Yes, you are right in many respects which are already familiar to me and my own long-held feelings about cannabis. Indeed I spent much of my life feeling like its relative benevolence was a reality that I needed to make more people aware of, if only to help destroy my (USA) culture's characterization which is widely employed as an pretext to jail people. At this point there is nothing external that has a strong influence on me either way. I simply am tired of it, and at the same time disturbed by the fact that I seem to have such a hard time controlling the habit.

I do also get 'brain fog' to an extent, but in my case it is far less of an impediment to thinking through abstract problems in depth, it's more that I simply get slower to come to a decision about anything, even simple matters. A compounding effect with ADD perhaps. As with many aspects of my cannabis use (and I suspect it goes this way with many drugs and many people) it seems to naturally enhance some of my specific strengths and also to equally naturally reinforce some of my weaknesses. I was known as a bright but inattentive child from very early on and none of my childhood friends were ever surprised that I grew to love cannabis.

Thank you!

throwaway_weed | 4 years ago | on: Ask HN: Strategies for Cannabis Withdrawal?

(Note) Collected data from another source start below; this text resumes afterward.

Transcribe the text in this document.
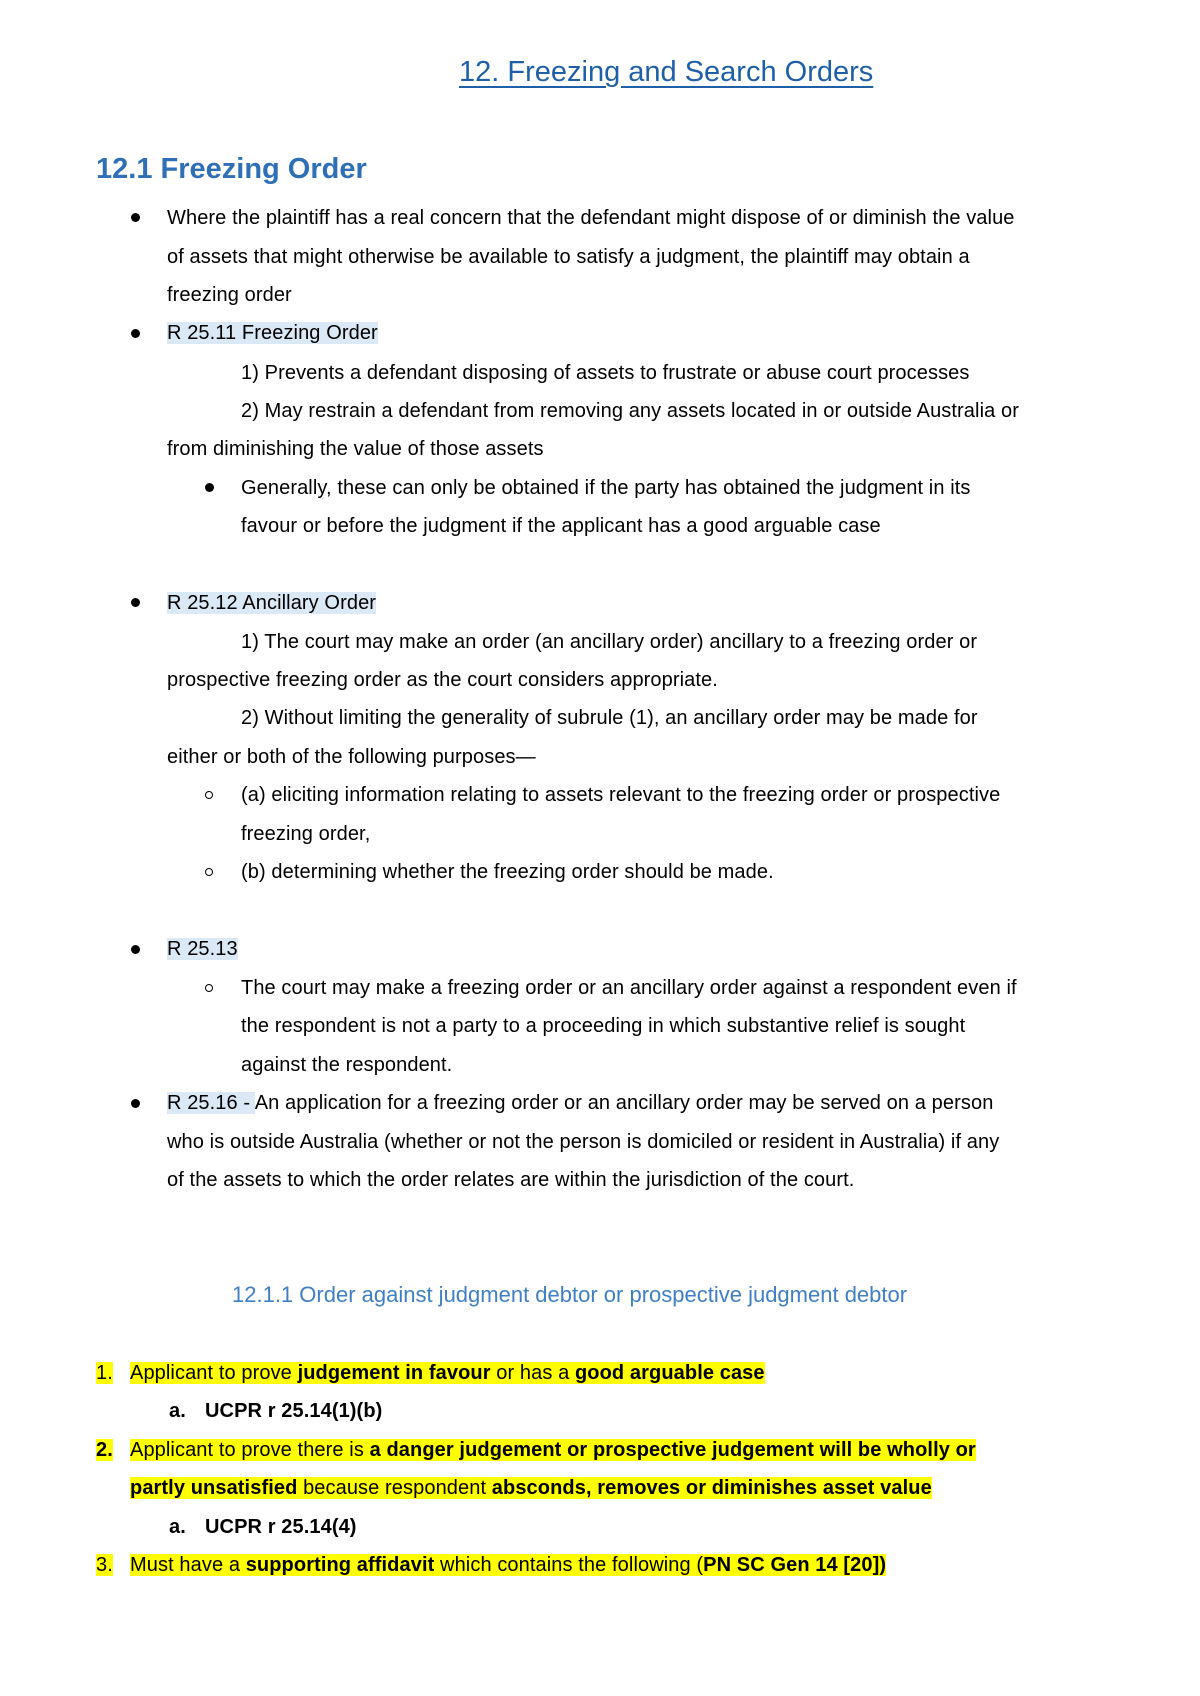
12. Freezing and Search Orders
12.1 Freezing Order
Where the plaintiff has a real concern that the defendant might dispose of or diminish the value
of assets that might otherwise be available to satisfy a judgment, the plaintiff may obtain a
freezing order
R 25.11 Freezing Order
1) Prevents a defendant disposing of assets to frustrate or abuse court processes
2) May restrain a defendant from removing any assets located in or outside Australia or
from diminishing the value of those assets
Generally, these can only be obtained if the party has obtained the judgment in its
favour or before the judgment if the applicant has a good arguable case
R 25.12 Ancillary Order
1) The court may make an order (an ancillary order) ancillary to a freezing order or
prospective freezing order as the court considers appropriate.
2) Without limiting the generality of subrule (1), an ancillary order may be made for
either or both of the following purposes—
(a) eliciting information relating to assets relevant to the freezing order or prospective
freezing order,
(b) determining whether the freezing order should be made.
R 25.13
The court may make a freezing order or an ancillary order against a respondent even if
the respondent is not a party to a proceeding in which substantive relief is sought
against the respondent.
R 25.16 - An application for a freezing order or an ancillary order may be served on a person
who is outside Australia (whether or not the person is domiciled or resident in Australia) if any
of the assets to which the order relates are within the jurisdiction of the court.
12.1.1 Order against judgment debtor or prospective judgment debtor
1. Applicant to prove judgement in favour or has a good arguable case
a. UCPR r 25.14(1)(b)
2. Applicant to prove there is a danger judgement or prospective judgement will be wholly or
partly unsatisfied because respondent absconds, removes or diminishes asset value
a. UCPR r 25.14(4)
3. Must have a supporting affidavit which contains the following (PN SC Gen 14 [20])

I have done exactly as you suggest but it's tough. It's the early part of the day that's so challenging. I have perhaps built up my morning coffee + cannabis routine into too much of an idealized mental state. I really do love the initial sense of being up early, checking messages, getting ahead of my day's work, all while perking away on my hippie speedball flow. Doing without it feels, at least for a while, like disdaining technicolor Oz in favor of staying in black-and-white Kansas. I can fight through this for a while to re-establish a less frequent & early schedule but without anything reinforcing this routine I find it irresistible to slip back into the early morning 'treat'. The only thing that makes me want to not do that is the fact that once I break the seal, the rest of the day will feel increasingly bland. So in some sense it feels easier or at least more realistic to plan for no weed instead of constantly checking in with myself about whether I've reached the magic hour yet.

Thank you!

throwaway_weed | 4 years ago | on: Ask HN: Strategies for Cannabis Withdrawal?

I'm meh on mushrooms, and most psychedelics. My relatively few experiences with them were neither enjoyable nor productive, in terms of personal insights. I contrast that with MDMA which I've used even less but found far more therapeutic and transformative. Mushrooms give me high anxiety, especially now in mid-life, perhaps because the people I've known who evangelized them most passionately (some quite brilliant) have for the most part not aged well in ways that I see as deeply linked with their drug use. It's just my personal experience, I don't think they're wrong for everyone and can see many comments on HN and elsewhere testifying to their efficacy but for me it's not a good option.